Teoria mówi też, że do przyjemnego odbioru potrzeba conajmniej kilkudziesięciu poziomów (odcieni) danego koloru. W tym swietle gadanie o 12 EV matrycy na 12 bitach jest czystym teoretyzowaniem. ZX-81 (poprzednik Spectrum) potrafił wyświetlac tylko czarne i białe kropki. W PC karta Herkules też miała tylko dwa stany - świeci / nie świeci. To sie raczej mało nadaje do tworzenia obrazu.
Ustawienie w aparacie -4EV mało znaczy.

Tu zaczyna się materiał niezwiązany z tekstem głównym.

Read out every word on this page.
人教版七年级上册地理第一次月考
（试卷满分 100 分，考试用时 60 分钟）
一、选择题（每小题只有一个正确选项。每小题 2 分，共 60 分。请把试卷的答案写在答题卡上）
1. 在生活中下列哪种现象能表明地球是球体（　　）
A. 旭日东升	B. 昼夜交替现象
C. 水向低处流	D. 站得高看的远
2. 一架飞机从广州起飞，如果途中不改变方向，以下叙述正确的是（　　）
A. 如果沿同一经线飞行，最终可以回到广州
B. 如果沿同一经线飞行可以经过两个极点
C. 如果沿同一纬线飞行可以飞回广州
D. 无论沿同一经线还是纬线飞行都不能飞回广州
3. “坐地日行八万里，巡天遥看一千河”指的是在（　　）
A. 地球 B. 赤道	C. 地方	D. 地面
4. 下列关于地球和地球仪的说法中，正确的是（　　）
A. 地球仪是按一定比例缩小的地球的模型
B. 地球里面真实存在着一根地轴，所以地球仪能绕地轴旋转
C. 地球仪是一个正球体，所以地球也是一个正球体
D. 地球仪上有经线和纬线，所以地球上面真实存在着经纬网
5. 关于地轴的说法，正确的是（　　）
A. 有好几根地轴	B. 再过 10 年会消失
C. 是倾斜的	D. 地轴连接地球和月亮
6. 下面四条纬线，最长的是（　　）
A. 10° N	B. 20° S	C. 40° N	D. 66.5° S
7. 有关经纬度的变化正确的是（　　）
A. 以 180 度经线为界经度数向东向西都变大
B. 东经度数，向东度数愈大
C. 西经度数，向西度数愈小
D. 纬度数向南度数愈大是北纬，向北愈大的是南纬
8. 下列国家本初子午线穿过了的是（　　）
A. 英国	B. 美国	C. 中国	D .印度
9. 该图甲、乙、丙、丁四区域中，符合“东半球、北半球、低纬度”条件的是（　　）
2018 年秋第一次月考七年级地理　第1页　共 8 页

Nie wiem jak dokładnie działa elektronika aparatu ale łatwo sobie wyobrazić, że komputer pokładowy usiłuje wykorzystać całe 12 bitów zapisu i wzmacnia sygnały co powoduje wrażenie jakiejś cudownej rozpiętości tonalnej.
Większość źródeł, tych poważniejszych, drukowanych jest zgodna, że 12 bit narzuca i ogranicza użyteczną rozpiętośc tonalną matrycy do 6-7 EV. Dalej to juz jest tylko "bicie piany"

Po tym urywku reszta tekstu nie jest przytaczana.